Wegmans supermarket to anchor Cary's version of North Hills
Posted April 24, 2017 5:30 p.m. EDT
Updated April 25, 2017 6:05 p.m. EDT
Cary, N.C. — A South Carolina-based developer on Monday submitted plans to Cary officials to transform 92 acres near Cary Towne Center to a North Hills-style mix of shops, apartments, hotels and offices.
The project, currently dubbed East Cary Gateway, would fill one of the last undeveloped sites in Cary, at the intersection of Trinity Road and Cary Towne Boulevard, between WakeMed Soccer Park and Cary Towne Center, which is undergoing its own redevelopment.
"This area has traditionally been more suburban in nature, and what we’ll provide is a more urban environment," said Abbitt Goodwin, a partner in Columbia Development.
Mayor Harold Weinbrecht and other Cary officials said they don't want the project to become a collection of big-box stores and parking decks.
"We will be carefully considering this rezoning request to make sure that what is a proposed will inspire and support high-end office and retail," Town Councilwoman Jennifer Robinson said.
Columbia Development took those concerns to heart during the planning process, Goodwin said.

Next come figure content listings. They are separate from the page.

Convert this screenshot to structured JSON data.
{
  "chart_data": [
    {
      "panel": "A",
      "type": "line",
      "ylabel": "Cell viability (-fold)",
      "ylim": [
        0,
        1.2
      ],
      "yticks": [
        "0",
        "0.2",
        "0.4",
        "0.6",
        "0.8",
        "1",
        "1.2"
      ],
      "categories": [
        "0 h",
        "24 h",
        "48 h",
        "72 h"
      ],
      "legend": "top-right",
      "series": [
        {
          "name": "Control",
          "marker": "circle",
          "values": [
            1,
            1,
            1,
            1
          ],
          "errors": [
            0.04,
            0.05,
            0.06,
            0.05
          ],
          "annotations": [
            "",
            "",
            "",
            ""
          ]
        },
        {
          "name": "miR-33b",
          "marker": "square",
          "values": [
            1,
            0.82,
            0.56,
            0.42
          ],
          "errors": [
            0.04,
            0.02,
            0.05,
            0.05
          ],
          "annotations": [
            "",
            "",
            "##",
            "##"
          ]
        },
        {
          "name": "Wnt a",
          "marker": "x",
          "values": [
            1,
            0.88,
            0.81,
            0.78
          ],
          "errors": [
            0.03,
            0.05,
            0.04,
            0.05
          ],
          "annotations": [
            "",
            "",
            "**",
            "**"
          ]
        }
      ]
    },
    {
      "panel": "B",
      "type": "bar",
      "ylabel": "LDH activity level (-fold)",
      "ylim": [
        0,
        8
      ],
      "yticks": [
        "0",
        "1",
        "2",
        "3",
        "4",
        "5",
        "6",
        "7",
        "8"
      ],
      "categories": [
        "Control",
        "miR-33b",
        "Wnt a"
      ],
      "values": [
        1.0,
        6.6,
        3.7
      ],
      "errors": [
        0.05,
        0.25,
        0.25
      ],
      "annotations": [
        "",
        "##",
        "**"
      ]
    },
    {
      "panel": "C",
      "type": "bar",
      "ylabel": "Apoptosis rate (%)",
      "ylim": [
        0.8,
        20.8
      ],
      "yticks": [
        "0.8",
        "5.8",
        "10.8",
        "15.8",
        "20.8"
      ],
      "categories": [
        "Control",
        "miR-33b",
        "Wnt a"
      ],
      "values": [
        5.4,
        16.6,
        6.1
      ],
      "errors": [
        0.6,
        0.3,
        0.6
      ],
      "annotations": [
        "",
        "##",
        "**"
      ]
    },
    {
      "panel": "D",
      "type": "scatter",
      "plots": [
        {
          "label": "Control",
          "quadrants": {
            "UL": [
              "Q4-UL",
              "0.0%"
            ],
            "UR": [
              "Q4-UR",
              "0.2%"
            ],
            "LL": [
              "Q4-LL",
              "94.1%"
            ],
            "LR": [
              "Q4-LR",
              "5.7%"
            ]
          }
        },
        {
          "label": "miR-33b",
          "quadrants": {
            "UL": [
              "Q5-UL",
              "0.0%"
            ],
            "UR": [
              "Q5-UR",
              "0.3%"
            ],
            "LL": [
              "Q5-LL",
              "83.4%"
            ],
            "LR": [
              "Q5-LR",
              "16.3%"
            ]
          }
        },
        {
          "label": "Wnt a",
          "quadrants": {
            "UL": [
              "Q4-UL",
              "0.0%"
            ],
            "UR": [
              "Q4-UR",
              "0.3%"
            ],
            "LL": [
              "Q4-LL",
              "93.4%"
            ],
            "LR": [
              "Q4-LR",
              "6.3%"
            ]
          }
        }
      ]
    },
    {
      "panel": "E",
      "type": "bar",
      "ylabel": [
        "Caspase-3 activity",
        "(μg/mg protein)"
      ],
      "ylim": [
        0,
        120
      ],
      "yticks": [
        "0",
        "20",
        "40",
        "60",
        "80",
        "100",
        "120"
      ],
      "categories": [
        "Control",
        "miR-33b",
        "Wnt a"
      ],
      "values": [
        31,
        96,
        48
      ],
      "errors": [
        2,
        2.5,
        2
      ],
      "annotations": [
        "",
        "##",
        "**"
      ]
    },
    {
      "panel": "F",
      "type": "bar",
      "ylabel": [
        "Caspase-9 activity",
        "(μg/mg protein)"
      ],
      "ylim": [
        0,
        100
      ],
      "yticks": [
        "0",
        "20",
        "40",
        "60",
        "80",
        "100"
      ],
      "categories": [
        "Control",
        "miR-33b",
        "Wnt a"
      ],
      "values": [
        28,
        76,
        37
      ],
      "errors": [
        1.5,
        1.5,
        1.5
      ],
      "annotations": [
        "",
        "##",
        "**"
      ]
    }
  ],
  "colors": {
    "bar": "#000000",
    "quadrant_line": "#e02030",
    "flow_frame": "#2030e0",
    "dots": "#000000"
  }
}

"We went around the country and looked at the top 20 mixed-use destinations," he said, noting North Hills was on that list. "We picked elements from each one that we liked and tried to incorporate them into this project."
Renderings show a village-type development with two main streets and office space and apartments atop ground-floor retail in numerous buildings. The project would include two eight-story office buildings and two hotels and would be anchored by a Wegmans supermarket. The New York-based chain, which has consistently ranked among the top nationwide for customer satisfaction, also has plans for stores in Raleigh and Chapel Hill.
"The highway’s pretty easy to get to and from, so hopefully the traffic wouldn’t get too bad," Cary resident Jennifer Craig said of nearby Interstate 40.
Cary resident Tamara Jones said she wants a fresh influx of development.
"I’ve been here since '78, and I don’t want to see, it was Cary Village Mall then Cary Towne Center, and I don’t want to see it go away," Jones said.
Town planners said they expect the approval process, which includes reviews by Cary staff and public input before the Town Council makes a final decision, to last about 10 months.